Write-offs and loopholes
The New York Times was able to get a hold of (now) President Trump’s tax returns for the 2015 and 2016 fiscal years, and the 15 years previous. Those returns were made public and revealed why the president was so reluctant to make those returns public: Trump used “loopholes to avoid paying any federal taxes at all in 10 of 15 years beginning in 2000 by writing off his own staggering losses. In 2016 and 2017 each, Trump paid just $750 in federal income taxes — far less than many Americans who are working hard amid a deep recession to stay afloat” (CNN).
To put this in context, if you are a single person living in the US and your income is $18,000/year, you would pay more than $750 taxes per year. Trump is a self-proclaimed billionaire, so voters getting ready to make a decision in November’s presidential election might be left to wonder how a billionaire managed to pay so little in taxes when most Americans are struggling to stay solvent in the midst of the worst financial crisis since the depression.

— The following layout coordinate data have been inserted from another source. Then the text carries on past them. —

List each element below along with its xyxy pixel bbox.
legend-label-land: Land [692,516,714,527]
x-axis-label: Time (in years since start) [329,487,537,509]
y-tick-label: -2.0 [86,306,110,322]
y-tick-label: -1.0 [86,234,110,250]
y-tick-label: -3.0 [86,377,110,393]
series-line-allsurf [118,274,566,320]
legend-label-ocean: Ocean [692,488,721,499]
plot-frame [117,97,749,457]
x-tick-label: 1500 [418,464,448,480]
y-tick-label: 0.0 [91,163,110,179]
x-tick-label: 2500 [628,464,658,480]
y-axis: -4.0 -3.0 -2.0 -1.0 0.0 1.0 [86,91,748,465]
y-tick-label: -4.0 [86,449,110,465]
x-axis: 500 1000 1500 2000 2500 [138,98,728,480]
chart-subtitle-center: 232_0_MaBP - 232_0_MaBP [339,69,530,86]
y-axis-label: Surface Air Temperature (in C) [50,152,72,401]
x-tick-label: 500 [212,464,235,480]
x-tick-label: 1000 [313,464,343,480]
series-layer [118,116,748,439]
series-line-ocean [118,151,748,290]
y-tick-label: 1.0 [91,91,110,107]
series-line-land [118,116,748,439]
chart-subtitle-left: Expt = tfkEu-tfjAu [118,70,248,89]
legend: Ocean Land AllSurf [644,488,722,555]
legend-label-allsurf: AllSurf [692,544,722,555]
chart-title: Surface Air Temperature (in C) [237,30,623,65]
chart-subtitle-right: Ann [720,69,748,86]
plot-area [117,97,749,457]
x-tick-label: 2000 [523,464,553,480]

Through a combination of chicanery and legerdemain fit for a magician or apparently an American president, Trump has utilized every loophole to get out of paying his fair share, all while cutting healthcare subsidies, tax breaks for the average citizen, and social security, all critical safety nets for Americans, many who live paycheck to paycheck.
Among his cleverer tricks, Trump has used his “losses” to downgrade his assets while also claiming (and convincing many Americans) that he is a successful businessman. Downgraded assets reduce his overall income and thus drive his taxable income down. He is also a master of the “write-off.” Write-offs are tax exempt assets or charitable contributions that are not subject to income, property or other assessments of wealth. Among Trump’s write-offs:
- a conservation easement on a property he owns and for which he claimed a $21.1 million charitable tax donation
- hundreds of thousands of dollars paying his daughter Ivanka as a consultant to the Trump Organization
- and $70,000 to maintain his hair (A family can buy a three bedroom house in upstate New York for $70,000).
While most Americans face worst economic crisis since the 1930s, Trump faces the electorate in November
As Americans are trying to survive a global pandemic that has killed more than 200,000 Americans to date and infected more than 7.2 million in the US alone, (the highest in the world) they are also managing an economic crisis that has left millions wondering where their next meal will come from or whether they will have heat as winter descends.
There is an American expression that not much is certain in life, but two things are: death and taxes. That is true, unless of course it seems, you are the president. With the first presidential debate scheduled for 29 September, another truism is certain: Trump’s evasion of taxes while many Americans are dragging the yoke of heavy financial burdens will most certainly be center stage.